Adan: Adaptive Nesterov Momentum Algorithm for Faster Optimizing Deep Models (2208.06677v5)

Abstract: In deep learning, different kinds of deep networks typically need different optimizers, which have to be chosen after multiple trials, making the training process inefficient. To relieve this issue and consistently improve the model training speed across deep networks, we propose the ADAptive Nesterov momentum algorithm, Adan for short. Adan first reformulates the vanilla Nesterov acceleration to develop a new Nesterov momentum estimation (NME) method, which avoids the extra overhead of computing gradient at the extrapolation point. Then, Adan adopts NME to estimate the gradient's first- and second-order moments in adaptive gradient algorithms for convergence acceleration. Besides, we prove that Adan finds an $\epsilon$-approximate first-order stationary point within $\mathcal{O}(\epsilon^{-3.5})$ stochastic gradient complexity on the non-convex stochastic problems (e.g., deep learning problems), matching the best-known lower bound. Extensive experimental results show that Adan consistently surpasses the corresponding SoTA optimizers on vision, language, and RL tasks and sets new SoTAs for many popular networks and frameworks, e.g., ResNet, ConvNext, ViT, Swin, MAE, DETR, GPT-2, Transformer-XL, and BERT. More surprisingly, Adan can use half of the training cost (epochs) of SoTA optimizers to achieve higher or comparable performance on ViT, GPT-2, MAE, etc., and also shows great tolerance to a large range of minibatch size, e.g., from 1k to 32k. Code is released at https://github.com/sail-sg/Adan, and has been used in multiple popular deep learning frameworks or projects.

• The paper introduces Adan, a novel optimizer that integrates Nesterov momentum with adaptive gradient methods to improve training efficiency without added overhead.
• The paper provides rigorous theoretical analysis showing that Adan achieves convergence complexity near the best-known lower bounds for nonconvex stochastic problems.
• Empirical results demonstrate that Adan outperforms traditional methods across domains, setting new state-of-the-art benchmarks in computer vision and NLP models.

Analyzing the Adan Optimization Algorithm

The paper introduces an optimization algorithm named Adan, designed to improve the efficiency of training deep neural networks (DNNs). Adan stands out by integrating Nesterov acceleration into adaptive gradient methods, offering significant potential for accelerated convergence and practical ease.

Key Contributions

1. Nesterov Momentum Estimation: Adan employs a novel reformulation of Nesterov acceleration, allowing the estimation of first- and second-order moments of gradients without incurring additional computational overhead. This addresses a common challenge in deep learning optimization: balancing convergence speed and computational cost.
2. Provable Convergence: The authors provide rigorous theoretical analysis, demonstrating that Adan achieves a convergence complexity on par with the best-known lower bounds for nonconvex stochastic problems. Specifically, Adan outperforms existing adaptive methods like Adam and Adabelief in terms of complexity, reducing constants by orders of magnitude.
3. Robust Performance Across Domains: Empirically, Adan exhibits superior performance across various tasks, including computer vision and natural language processing. It sets new state-of-the-art results on popular architectures such as ResNet, Vision Transformers (ViTs), and BERT, showcasing its versatility and effectiveness.

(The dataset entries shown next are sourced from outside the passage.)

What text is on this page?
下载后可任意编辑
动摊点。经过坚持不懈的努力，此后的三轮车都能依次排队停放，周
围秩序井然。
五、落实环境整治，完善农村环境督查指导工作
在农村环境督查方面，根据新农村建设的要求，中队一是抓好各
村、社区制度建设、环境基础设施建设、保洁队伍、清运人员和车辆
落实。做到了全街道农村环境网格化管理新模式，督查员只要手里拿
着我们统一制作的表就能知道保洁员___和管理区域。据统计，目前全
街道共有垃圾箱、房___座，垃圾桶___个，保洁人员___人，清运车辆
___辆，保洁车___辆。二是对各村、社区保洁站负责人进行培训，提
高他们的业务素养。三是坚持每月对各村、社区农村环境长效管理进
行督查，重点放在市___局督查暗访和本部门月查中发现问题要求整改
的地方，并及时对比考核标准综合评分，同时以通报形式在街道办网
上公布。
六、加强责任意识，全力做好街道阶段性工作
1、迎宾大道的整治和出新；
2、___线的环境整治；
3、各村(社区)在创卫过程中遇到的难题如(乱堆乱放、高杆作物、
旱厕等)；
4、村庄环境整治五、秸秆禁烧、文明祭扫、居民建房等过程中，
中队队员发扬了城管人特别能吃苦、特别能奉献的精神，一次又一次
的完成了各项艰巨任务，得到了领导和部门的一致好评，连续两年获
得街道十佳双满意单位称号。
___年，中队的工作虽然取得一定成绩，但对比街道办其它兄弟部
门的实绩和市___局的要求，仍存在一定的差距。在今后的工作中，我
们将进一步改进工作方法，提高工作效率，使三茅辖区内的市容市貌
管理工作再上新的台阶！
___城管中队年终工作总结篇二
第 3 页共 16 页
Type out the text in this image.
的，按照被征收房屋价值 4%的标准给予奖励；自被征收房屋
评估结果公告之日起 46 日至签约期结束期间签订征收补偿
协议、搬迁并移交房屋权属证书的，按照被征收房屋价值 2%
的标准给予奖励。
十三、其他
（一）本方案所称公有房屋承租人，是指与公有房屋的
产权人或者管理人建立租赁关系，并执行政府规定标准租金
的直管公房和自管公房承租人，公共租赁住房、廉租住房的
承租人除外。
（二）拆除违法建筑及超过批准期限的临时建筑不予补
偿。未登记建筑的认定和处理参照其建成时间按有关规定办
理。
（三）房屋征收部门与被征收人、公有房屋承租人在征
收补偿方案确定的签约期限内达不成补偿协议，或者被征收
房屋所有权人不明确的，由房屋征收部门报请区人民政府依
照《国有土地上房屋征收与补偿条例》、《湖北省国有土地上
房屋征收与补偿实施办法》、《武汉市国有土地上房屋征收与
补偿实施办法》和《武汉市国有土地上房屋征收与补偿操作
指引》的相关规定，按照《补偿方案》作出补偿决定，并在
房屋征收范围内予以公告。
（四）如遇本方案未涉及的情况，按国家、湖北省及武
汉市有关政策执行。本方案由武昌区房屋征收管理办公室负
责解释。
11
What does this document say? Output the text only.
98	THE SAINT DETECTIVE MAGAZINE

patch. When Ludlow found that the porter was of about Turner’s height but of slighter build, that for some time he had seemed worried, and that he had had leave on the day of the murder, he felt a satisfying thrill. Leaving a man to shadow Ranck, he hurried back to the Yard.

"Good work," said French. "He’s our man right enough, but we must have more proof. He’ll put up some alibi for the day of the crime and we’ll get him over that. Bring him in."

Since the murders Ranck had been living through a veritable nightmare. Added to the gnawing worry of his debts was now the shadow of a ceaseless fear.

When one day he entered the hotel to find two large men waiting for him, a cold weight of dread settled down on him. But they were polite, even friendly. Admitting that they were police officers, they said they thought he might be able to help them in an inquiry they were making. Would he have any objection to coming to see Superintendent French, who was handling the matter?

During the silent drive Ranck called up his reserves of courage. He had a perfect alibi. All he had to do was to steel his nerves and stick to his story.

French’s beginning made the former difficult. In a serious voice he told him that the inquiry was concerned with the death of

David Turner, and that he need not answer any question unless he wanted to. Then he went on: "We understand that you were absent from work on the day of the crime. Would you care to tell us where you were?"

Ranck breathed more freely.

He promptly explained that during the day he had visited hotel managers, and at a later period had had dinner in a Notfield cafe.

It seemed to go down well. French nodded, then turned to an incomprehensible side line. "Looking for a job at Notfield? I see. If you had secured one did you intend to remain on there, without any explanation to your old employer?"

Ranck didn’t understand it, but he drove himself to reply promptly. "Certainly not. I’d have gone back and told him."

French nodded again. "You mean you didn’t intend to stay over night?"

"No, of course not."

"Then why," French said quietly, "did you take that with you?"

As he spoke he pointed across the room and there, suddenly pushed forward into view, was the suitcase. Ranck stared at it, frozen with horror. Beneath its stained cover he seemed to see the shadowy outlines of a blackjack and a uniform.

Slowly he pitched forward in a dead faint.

Numerical Results and Claims

• Convergence Speed: The stochastic gradient complexity is improved theoretically and demonstrated empirically. For instance, training convergence is significantly faster for models like ResNets and ViTs, particularly under various batch sizes.
• Performance and Generalization: Adan provides enhanced generalization capabilities owing to its novel weight decay mechanism. This allows it to maintain or improve performance even when reducing training epochs or increasing batch sizes.

Practical and Theoretical Implications

• Wide Applicability: The ability to set new benchmarks in multiple domains indicates Adan’s potential as a universal optimizer that simplifies the choice of optimization algorithms in various application scenarios.
• Theoretical Insights: By achieving convergence rates closer to theoretical limits, Adan may inspire further research into optimization techniques that effectively leverage curvature information for large-scale DNNs.

Future Directions

• Expanding the scope of Adan to explore its applicability and performance in more specialized tasks and architectures, such as graph neural networks or generative models, could be promising.
• Developing adaptive versions that further minimize manual hyperparameter tuning could enhance usability, especially in environments with limited computational resources.

In summary, Adan represents a significant step forward in optimizer design, blending theoretical robustness with practical effectiveness to enhance DNN training across a spectrum of modern architectures and tasks.